SAIDU SHARIF, Pakistan — A renewed wave of violence struck Saturday in small-town Pakistan when a suicide bomber on a motorized rickshaw killed 13 people at a security checkpoint, raising fears the nation is sliding back into a period of relentless bloodletting.
The blast — the second major attack in Pakistan in less than 24 hours — occurred in the Swat Valley, where Taliban fighters battled government soldiers for months last year.

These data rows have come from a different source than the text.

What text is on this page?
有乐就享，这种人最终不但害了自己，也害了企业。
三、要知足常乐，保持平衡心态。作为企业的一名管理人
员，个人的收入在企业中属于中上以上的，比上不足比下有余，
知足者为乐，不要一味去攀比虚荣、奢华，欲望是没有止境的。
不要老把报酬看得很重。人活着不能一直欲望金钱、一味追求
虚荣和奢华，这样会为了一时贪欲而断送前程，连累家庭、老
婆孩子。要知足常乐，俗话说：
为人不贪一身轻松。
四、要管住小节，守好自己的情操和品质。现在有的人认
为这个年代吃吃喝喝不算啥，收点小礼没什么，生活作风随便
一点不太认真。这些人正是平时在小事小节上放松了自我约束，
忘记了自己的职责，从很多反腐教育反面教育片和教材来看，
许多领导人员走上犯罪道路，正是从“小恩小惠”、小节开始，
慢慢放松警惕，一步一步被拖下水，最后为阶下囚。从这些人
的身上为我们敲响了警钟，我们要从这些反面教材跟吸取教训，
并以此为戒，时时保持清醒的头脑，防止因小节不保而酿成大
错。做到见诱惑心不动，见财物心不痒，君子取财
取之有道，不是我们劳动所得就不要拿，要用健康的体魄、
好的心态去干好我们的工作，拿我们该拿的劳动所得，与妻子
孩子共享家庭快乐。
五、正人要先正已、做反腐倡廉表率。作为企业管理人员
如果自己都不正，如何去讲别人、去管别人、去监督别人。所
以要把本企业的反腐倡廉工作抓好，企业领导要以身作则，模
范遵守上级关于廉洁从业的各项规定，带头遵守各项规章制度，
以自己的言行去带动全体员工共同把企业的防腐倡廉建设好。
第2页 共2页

The attack in Saidu Sharif, Swat’s administrative capital, also wounded 52 people. A day earlier, two suicide bombers killed 55 people in coordinated explosions in the eastern city of Lahore.
No one has claimed responsibility for either attack, but suspicion quickly fell on the loose network of Islamist insurgents who have been fighting the U.S.-allied Islamabad government and who have stepped up attacks against security forces in recent days.
Maj. Gen. Ashfaq Nadeem, a top military official for the region, said the dead in Saturday’s attack included two soldiers and two policemen.
“Such acts cannot demoralize us. I want to assure the people of Swat that we will continue fighting till the last Taliban are eliminated,” he said.
The bomber, driving a three-wheeled motorized rickshaw, targeted a roadblock manned by soldiers and police. The explosion sparked panic in the neighborhood, as soldiers in battle gear carried victims — injured and dead — through the narrow bloody streets to get them help.
Speaking from his hospital bed, Zia-ur-Rehman said he was traveling in another rickshaw when the blast shook the street and violently jolted his vehicle.
“I thought somebody picked me up and then threw me down,” said the 24-year-old, who was covered with cuts and bruises. “Everybody was crying.”
The Pakistani military launched a major offensive in Swat early last year after the collapse of peace talks with local Taliban, who at the time controlled much of the valley.
The military took back control of the valley by mid-2009, but sporadic violence has continued.
In Lahore, meanwhile, funerals were being held Saturday for the dozens of people killed the day before.
Police official Chaudhry Shafiq said the death toll from that attack rose to 55 Saturday after 12 more people died overnight. About 100 people were wounded.
That attack occurred when two suicide bombers set off their explosives within seconds of each other near two trucks carrying soldiers on patrol in RA Bazaar.
The militants have been fighting to destabilize the Islamabad government. They launched a bloody wave of bombings last fall, leaving 600 people dead in near-daily attacks in apparent retaliation for an army offensive in the tribal region of South Waziristan along the Afghan border.